На экране телевизора, подвешенном над стойкой в углу, показывали супербоул прошлого года, и гвалт с трибун мешался с музыкой и голосами посетителей в баре, приятно забивая эфир. Во всяком случае, теперь было гораздо легче сосредоточиться на выпивке, чем еще час назад.
– Я слышал, сделка была с тем японцем, как его?... Сайто, кажется? – вдруг сказал Кобб. – Коллекционирует Родена, да?
Имс медленно повернулся к Доминику всем корпусом. Табурет под ним скрипнул. Пока Имс думал, что бы такого сказать, Кобб снова кивнул бармену. Бармен понятливо засуетился, зазвенел стеклом.
– Говоришь, Артур занят? – растягивая слова, продолжил Кобб, внимательно следя за Имсом. Он даже не пытался притвориться – откровенно следил за реакцией и ждал ответа. – Было дело, жил я как-то в Японии пару лет…

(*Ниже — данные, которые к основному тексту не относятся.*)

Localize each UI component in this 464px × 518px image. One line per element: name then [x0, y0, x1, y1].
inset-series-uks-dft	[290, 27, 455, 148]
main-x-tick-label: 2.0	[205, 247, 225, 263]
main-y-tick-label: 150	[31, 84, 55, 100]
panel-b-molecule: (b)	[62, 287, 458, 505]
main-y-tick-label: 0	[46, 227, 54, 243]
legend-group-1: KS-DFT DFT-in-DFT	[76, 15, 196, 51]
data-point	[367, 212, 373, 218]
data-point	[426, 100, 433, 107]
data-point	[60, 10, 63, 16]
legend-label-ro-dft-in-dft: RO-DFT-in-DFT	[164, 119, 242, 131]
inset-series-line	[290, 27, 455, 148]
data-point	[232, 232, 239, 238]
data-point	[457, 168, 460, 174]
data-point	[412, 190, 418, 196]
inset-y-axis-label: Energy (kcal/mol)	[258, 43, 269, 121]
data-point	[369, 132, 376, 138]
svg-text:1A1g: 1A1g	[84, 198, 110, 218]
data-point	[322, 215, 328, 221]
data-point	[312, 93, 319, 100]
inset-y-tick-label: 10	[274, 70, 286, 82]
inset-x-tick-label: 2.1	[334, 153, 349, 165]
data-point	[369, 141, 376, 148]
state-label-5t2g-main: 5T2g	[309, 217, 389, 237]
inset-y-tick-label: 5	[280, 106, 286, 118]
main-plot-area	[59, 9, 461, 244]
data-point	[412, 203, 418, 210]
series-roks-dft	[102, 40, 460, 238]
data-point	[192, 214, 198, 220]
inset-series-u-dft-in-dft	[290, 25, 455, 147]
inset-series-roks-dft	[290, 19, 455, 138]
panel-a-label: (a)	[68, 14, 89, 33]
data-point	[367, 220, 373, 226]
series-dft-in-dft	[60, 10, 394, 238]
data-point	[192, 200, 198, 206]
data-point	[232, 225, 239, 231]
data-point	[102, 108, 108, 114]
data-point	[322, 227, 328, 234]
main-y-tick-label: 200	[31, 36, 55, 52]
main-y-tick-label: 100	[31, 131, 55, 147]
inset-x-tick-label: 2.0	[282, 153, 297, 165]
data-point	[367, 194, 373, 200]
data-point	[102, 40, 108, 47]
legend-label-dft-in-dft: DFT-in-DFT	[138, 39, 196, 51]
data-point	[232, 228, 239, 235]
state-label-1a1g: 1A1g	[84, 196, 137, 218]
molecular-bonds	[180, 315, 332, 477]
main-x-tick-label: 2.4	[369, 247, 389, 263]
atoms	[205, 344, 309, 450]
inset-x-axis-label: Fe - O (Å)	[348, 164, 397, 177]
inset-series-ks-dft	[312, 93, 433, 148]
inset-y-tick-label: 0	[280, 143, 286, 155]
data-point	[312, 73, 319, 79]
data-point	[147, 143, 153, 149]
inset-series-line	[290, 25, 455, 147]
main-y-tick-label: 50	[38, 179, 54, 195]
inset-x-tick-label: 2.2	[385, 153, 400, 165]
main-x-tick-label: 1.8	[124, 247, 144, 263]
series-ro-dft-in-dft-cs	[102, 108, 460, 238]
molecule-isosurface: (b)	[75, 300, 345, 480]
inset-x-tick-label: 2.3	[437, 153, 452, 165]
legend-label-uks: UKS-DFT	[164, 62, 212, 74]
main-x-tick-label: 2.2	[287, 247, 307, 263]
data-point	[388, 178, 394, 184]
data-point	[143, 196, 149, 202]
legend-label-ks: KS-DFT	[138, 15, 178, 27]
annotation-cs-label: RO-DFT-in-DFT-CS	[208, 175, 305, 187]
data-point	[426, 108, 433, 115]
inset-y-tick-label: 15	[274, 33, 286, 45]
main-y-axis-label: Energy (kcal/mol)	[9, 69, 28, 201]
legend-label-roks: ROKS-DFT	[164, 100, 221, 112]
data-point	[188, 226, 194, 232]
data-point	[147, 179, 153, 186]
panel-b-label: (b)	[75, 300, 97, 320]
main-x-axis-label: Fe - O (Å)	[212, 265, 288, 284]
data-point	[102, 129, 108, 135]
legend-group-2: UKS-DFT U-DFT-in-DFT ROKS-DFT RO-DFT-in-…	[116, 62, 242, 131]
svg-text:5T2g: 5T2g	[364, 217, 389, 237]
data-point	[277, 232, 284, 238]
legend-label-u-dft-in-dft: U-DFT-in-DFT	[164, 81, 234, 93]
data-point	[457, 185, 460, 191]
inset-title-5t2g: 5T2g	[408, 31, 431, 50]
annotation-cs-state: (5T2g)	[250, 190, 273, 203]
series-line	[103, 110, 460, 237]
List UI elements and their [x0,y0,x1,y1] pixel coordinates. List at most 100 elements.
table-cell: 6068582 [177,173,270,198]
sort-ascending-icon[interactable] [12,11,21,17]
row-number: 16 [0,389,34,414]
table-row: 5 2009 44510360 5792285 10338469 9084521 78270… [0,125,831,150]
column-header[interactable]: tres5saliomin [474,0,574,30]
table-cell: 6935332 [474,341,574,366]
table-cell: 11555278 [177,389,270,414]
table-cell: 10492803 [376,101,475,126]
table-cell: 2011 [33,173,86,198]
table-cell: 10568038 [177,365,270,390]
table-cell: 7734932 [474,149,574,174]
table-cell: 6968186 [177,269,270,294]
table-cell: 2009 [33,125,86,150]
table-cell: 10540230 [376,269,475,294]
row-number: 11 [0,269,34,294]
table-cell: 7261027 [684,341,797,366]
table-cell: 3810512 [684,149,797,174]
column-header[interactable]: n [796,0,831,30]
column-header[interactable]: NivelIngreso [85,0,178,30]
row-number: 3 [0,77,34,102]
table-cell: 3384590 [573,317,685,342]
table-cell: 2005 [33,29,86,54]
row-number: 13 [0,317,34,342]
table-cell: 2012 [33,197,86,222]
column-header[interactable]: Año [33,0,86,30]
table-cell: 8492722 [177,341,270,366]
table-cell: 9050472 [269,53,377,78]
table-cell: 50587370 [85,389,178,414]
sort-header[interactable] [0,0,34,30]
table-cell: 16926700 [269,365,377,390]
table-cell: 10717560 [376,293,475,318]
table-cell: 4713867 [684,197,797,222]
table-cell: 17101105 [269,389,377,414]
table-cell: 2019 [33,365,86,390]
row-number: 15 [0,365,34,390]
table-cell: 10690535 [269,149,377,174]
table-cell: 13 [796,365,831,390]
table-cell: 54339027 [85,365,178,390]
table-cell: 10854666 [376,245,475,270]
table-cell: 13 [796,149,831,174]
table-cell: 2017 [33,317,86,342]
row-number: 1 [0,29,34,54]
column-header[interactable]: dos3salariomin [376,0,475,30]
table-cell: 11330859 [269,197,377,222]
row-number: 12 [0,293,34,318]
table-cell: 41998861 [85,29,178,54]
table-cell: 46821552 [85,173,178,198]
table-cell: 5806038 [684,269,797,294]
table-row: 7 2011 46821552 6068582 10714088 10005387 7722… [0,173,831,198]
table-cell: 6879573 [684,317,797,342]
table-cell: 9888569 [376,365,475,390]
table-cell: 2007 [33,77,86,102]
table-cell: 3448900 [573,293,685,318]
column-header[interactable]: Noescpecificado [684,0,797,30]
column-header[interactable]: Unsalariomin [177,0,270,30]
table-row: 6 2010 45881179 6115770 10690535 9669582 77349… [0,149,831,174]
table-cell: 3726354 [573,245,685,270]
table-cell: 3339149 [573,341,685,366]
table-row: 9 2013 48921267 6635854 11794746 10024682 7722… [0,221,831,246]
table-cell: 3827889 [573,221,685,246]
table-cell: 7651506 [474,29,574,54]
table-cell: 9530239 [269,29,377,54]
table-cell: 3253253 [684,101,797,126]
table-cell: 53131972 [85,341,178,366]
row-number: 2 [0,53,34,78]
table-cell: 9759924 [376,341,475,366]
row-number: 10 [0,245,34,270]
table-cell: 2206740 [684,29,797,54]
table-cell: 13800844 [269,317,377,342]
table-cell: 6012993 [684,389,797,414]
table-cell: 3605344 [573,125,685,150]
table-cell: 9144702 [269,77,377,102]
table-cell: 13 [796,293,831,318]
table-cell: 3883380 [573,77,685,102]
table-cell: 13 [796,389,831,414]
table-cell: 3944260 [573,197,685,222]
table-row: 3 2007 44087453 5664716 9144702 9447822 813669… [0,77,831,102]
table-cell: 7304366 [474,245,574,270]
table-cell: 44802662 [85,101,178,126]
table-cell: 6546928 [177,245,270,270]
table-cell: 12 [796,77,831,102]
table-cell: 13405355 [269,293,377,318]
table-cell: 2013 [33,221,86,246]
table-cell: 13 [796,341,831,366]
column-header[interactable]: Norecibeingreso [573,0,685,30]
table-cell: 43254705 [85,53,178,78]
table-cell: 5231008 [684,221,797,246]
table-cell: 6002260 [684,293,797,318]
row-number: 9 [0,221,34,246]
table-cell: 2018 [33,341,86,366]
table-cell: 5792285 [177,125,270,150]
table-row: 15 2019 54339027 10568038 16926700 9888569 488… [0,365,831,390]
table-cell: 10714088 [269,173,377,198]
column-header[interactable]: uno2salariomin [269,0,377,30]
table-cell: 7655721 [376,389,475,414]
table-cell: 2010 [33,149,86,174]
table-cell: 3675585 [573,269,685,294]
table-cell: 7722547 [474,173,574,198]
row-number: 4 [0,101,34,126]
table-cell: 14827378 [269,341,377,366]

– Ну да, – признался Имс, не выдержав пытки медленным допросом. – Он попросил Артура. И что? Я, между прочим, никого не заставлял. И заметь, я не оправдываюсь, а констатирую факт. Я Артуру дал возможность отказаться.
– Ну конечно, – усмехнулся Кобб. – Я очень хорошо себе представляю, как ты даешь человеку сделать выбор. Это, знаешь ли, все равно, что выбирать, на чем тебя повесят: на шелковом галстуке или на веревке из магазина стройтоваров. Галстук, понятное дело, не так натирает, результат зато один и тот же.
– Еще виски, – велел Имс бармену, притворившись глухим.
Все эти сентенции Кобба досаждали ему ужасно. Неужели нельзя позволить человеку напиться в конце тяжелого дня? Какого хуя все лезут со своим морализаторством?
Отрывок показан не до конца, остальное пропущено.